Cet été, une demi-douzaine de services d’urgence a dû fermer ces portes faute d’effectifs suffisant pour assurer les soins (sur les 650 que compte l’Hexagone). Selon le centre de gestion du personnel hospitalier, 389 postes étaient vacants fin juin. Les syndicats d’urgentistes sont immédiatement montés au créneau pour demander que des recrutements soient effectués afin de palier cette carence.

La réponse donnée par le directeur de l’ARS Nord-Pas-de-Calais Jean-Yves Grall à cet épisode estival est autre. Dans un rapport remis fin juillet au Ministère de la Santé, il estime qu’il faudrait « éviter la présence inutile de médecins [urgentistes] lors de périodes de faible activité ou sur des structures à faible activité globale ». Il préconise ainsi que « certains petits services d’urgence à faible activité [inférieure à 8 000 ou 10 000 passages par an] pourraient évoluer et être transformés en centres de soins non programmés », c’est-à-dire être transformés en centres de « consultations médicales sans urgentiste et sans rendez-vous ».

Selon les données issues de la base de données Hospi Diag recueillies par le Figaro « 67 [services d’urgences] connaissent une affluence inférieure au seuil de référence des 10 000 personnes par an, soit 1,1 patient par heure ». Ainsi, selon les préconisations du rapport, ces 67 services s’urgences pourraient être restructurés, transformés ou tout simplement voués à disparaitre.

C’est une nouvelle fois la question de la territorialisation de l’offre de soins qui est posée dans le débat public. La Fédération des mutuelles de France défend une médecine de premiers recours de proximité où le médecin traitant demeure le pilier central du parcours de soins. Cependant, il est indéniable que l’accès à l’hôpital public en général et aux urgences en particulier jouent un rôle majeur dans l’organisation du système de soins pour réduire les inégalités de santé. En effet, les urgences sont souvent l’entité vers laquelle se tournent des publics en difficultés sociale et financière. La disparition d’un dixième des services d’urgence conduirait donc à une crispation territoriale et à un engorgement de services de plus grande envergure bien souvent en sous-effectif. La difficulté de l’accès aux soins s’en trouverait amplifiée pouvant créer a minima un report de soins, au pire des situations dramatiques.

Si le rapport met en lumière une difficulté réelle, la Fédération des mutuelles de France s’oppose à la fermeture massive de services d’urgence, prémisse de la déconstruction de l’hôpital public. Le maillage territorial est aujourd’hui extrêmement lâche, un coup de rabot supplémentaire ne pourrait qu’avoir un impact critique sur l’accès aux soins. Les Mutuelles de France appellent à une réflexion sur l’articulation entre la médecine de ville et l’hôpital pour assurer une prise en charge adaptée des urgences réelles et des soins non programmés. Cette articulation doit reposer sur des synergies territoriales entre les professionnels de santé et le renouvellement des modes d’organisation du travail.
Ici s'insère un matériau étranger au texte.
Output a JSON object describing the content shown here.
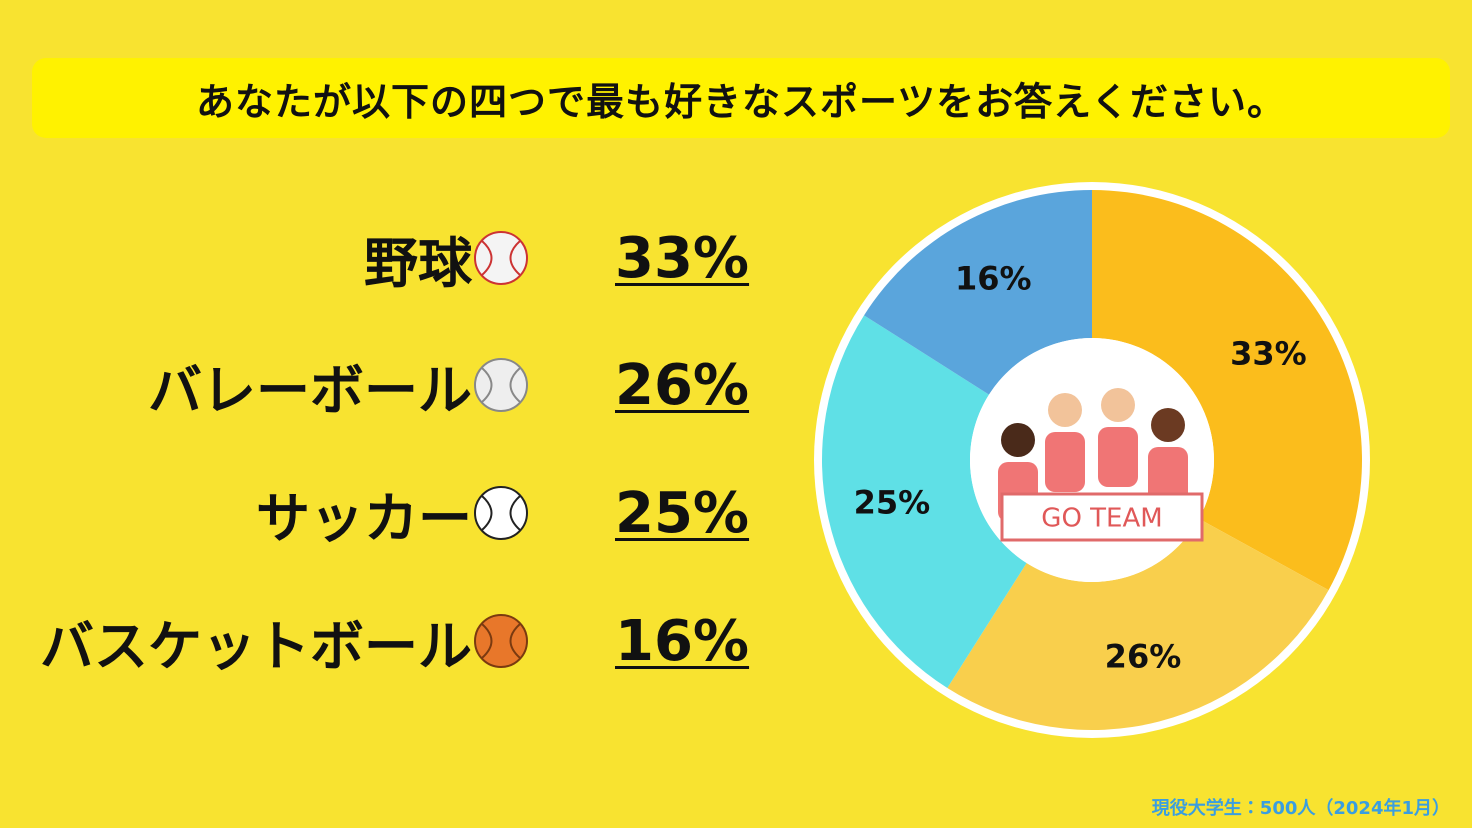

Le Ministère de la Santé s’est voulu rassurant « il n’y a pas de liste des services d’urgence menacés de fermeture ». La Fédération des mutuelles de France restera vigilante sur les suites de ce dossier puisque les Echos en date du 1er septembre annonce que le gouvernement promet « un plan d’action sur la base du rapport Grall ». Cette annonce est l’occasion de rappeler que le candidat Hollande, lors de la campagne de 2012, promettait l’accès aux urgences en moins de 30 minutes. Annonce qui a été réitérée lors de son déplacement à Vesoul, le 14 septembre 2015, sur le thème de la ruralité. A cette occasion, le Président projetait de « former 700 personnels d’urgence et installer des médecins en milieu rural » sans toutefois détailler un plan d’action. Et on peut douter de la mise en œuvre de cette mesure alors que la progression de l’ONDAM hospitalier sera encore trop faible cette année et que de nouvelles économies seront demandées aux hôpitaux publics.